The First Train Wreck of 2021 Filing Season (A Big One)
Tucked away on line 30 (page 2) of your 2020 return (due April 15, 2021) is the reconciliation of the advance payments you may have received last year. It’s going to generate a lot of headaches this year.
Remember the $1200 per adult and $500 per child payment you got last summer? Or didn’t receive? This has to be reconciled on line 30’s worksheet. This will be known as the Economic Impact Payment 1 (EIP1).
How about the $600 per person payment you received (or not) at the beginning of January 2021? EIP2 also has to be reconciled on line 30 by the time your return is filed (again, April 15, 2021 unless an extension is filed).
If it’s not reconciled, there are unpleasant things that can happen:
- IRS can hold the processing of your return, and request the information from you, resulting in long delays before the return is processed and/or refund issued.
- IRS can process the return as filed, and send you a letter later (sometimes two years later) indicating there’s a problem with the return.
- Regardless of 1 or 2, you’ll be upset with your CPA. No one likes letters from the IRS, delays in refunds, or not being able to show your lender that your return was processed when you’re trying to refinance or purchase.
- Even if the information is not requested from your CPA, provide information about the amounts received and identify them as EIP1 and/or EIP2.
- I will be pulling IRS transcripts to see what the IRS thinks they have issued to you. I have Power of Attorney for many of my clients already, and will be requesting them for the remainder. Generally I cover the open statute years (2017 for most) until a date in the future (generally I have them run until 2025 to cut down on paperwork). POAs allow the IRS to talk to me and provide information about your return – I do not request authorization to sign returns or obtain refunds for you.

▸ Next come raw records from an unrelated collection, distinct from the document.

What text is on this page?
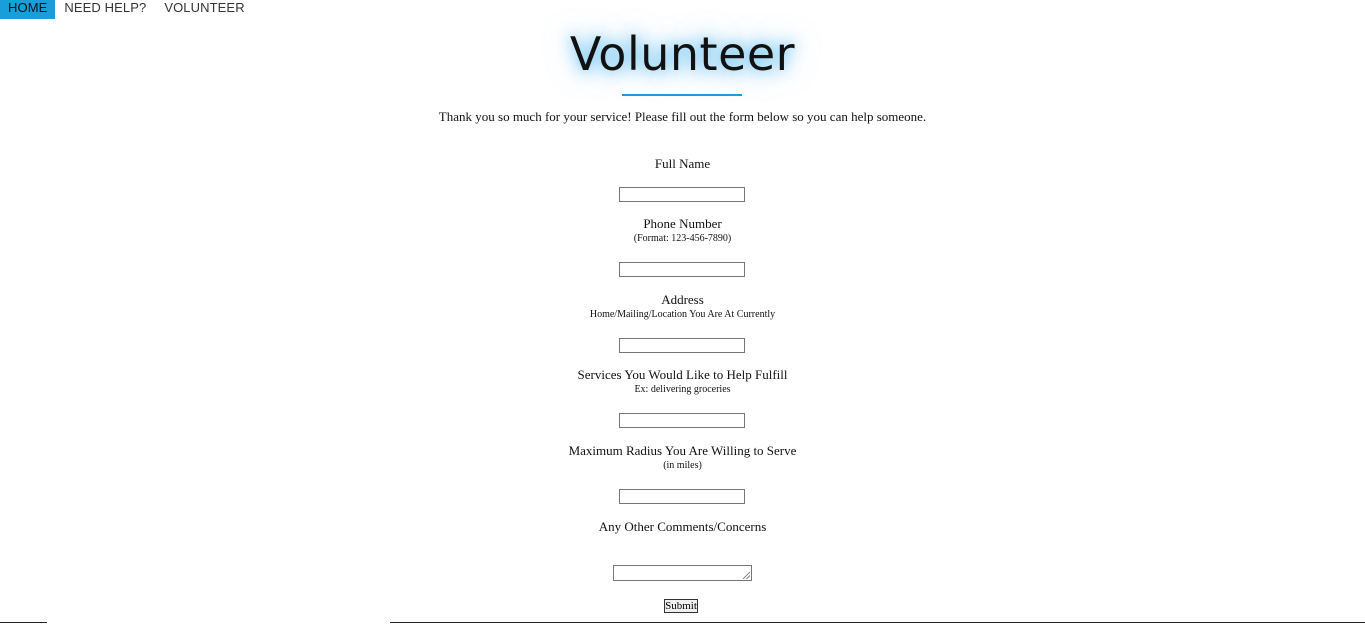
HOME	NEED HELP?	VOLUNTEER
Volunteer
Thank you so much for your service! Please fill out the form below so you can help someone.
Full Name
Phone Number
(Format: 123-456-7890)
Address
Home/Mailing/Location You Are At Currently
Services You Would Like to Help Fulfill
Ex: delivering groceries
Maximum Radius You Are Willing to Serve
(in miles)
Any Other Comments/Concerns
Submit
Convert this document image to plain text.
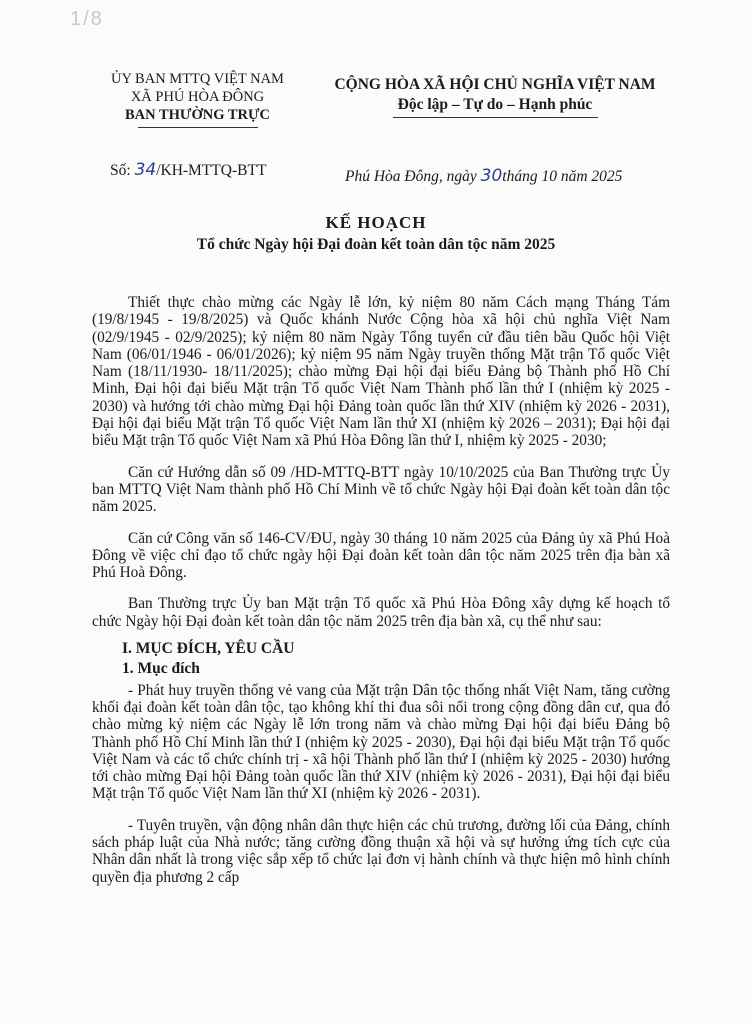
1/8
ỦY BAN MTTQ VIỆT NAM
XÃ PHÚ HÒA ĐÔNG
BAN THƯỜNG TRỰC
CỘNG HÒA XÃ HỘI CHỦ NGHĨA VIỆT NAM
Độc lập – Tự do – Hạnh phúc
Số: 34/KH-MTTQ-BTT	Phú Hòa Đông, ngày 30tháng 10 năm 2025
KẾ HOẠCH
Tổ chức Ngày hội Đại đoàn kết toàn dân tộc năm 2025

Thiết thực chào mừng các Ngày lễ lớn, kỷ niệm 80 năm Cách mạng Tháng Tám (19/8/1945 - 19/8/2025) và Quốc khánh Nước Cộng hòa xã hội chủ nghĩa Việt Nam (02/9/1945 - 02/9/2025); kỷ niệm 80 năm Ngày Tổng tuyển cử đầu tiên bầu Quốc hội Việt Nam (06/01/1946 - 06/01/2026); kỷ niệm 95 năm Ngày truyền thống Mặt trận Tổ quốc Việt Nam (18/11/1930- 18/11/2025); chào mừng Đại hội đại biểu Đảng bộ Thành phố Hồ Chí Minh, Đại hội đại biểu Mặt trận Tổ quốc Việt Nam Thành phố lần thứ I (nhiệm kỳ 2025 - 2030) và hướng tới chào mừng Đại hội Đảng toàn quốc lần thứ XIV (nhiệm kỳ 2026 - 2031), Đại hội đại biểu Mặt trận Tổ quốc Việt Nam lần thứ XI (nhiệm kỳ 2026 – 2031); Đại hội đại biểu Mặt trận Tổ quốc Việt Nam xã Phú Hòa Đông lần thứ I, nhiệm kỳ 2025 - 2030;

Căn cứ Hướng dẫn số 09 /HD-MTTQ-BTT ngày 10/10/2025 của Ban Thường trực Ủy ban MTTQ Việt Nam thành phố Hồ Chí Minh về tổ chức Ngày hội Đại đoàn kết toàn dân tộc năm 2025.

Căn cứ Công văn số 146-CV/ĐU, ngày 30 tháng 10 năm 2025 của Đảng ủy xã Phú Hoà Đông về việc chỉ đạo tổ chức ngày hội Đại đoàn kết toàn dân tộc năm 2025 trên địa bàn xã Phú Hoà Đông.

Ban Thường trực Ủy ban Mặt trận Tổ quốc xã Phú Hòa Đông xây dựng kế hoạch tổ chức Ngày hội Đại đoàn kết toàn dân tộc năm 2025 trên địa bàn xã, cụ thể như sau:

I. MỤC ĐÍCH, YÊU CẦU
1. Mục đích

- Phát huy truyền thống vẻ vang của Mặt trận Dân tộc thống nhất Việt Nam, tăng cường khối đại đoàn kết toàn dân tộc, tạo không khí thi đua sôi nổi trong cộng đồng dân cư, qua đó chào mừng kỷ niệm các Ngày lễ lớn trong năm và chào mừng Đại hội đại biểu Đảng bộ Thành phố Hồ Chí Minh lần thứ I (nhiệm kỳ 2025 - 2030), Đại hội đại biểu Mặt trận Tổ quốc Việt Nam và các tổ chức chính trị - xã hội Thành phố lần thứ I (nhiệm kỳ 2025 - 2030) hướng tới chào mừng Đại hội Đảng toàn quốc lần thứ XIV (nhiệm kỳ 2026 - 2031), Đại hội đại biểu Mặt trận Tổ quốc Việt Nam lần thứ XI (nhiệm kỳ 2026 - 2031).

- Tuyên truyền, vận động nhân dân thực hiện các chủ trương, đường lối của Đảng, chính sách pháp luật của Nhà nước; tăng cường đồng thuận xã hội và sự hưởng ứng tích cực của Nhân dân nhất là trong việc sắp xếp tổ chức lại đơn vị hành chính và thực hiện mô hình chính quyền địa phương 2 cấp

- Expect delays. I prefer to file returns one time (correctly). Amended returns are processed manually and the IRS is months behind already. A new POA requires me calling the IRS , then waiting on hold, then 10-30 minutes of processing time for the IRS to send transcripts. If I already have POA on file for you, I can retrieve the transcripts within 10 minutes, but the IRS unit that grants online access is also running behind – as of today (February 1) they have not processed a request I sent on January 7.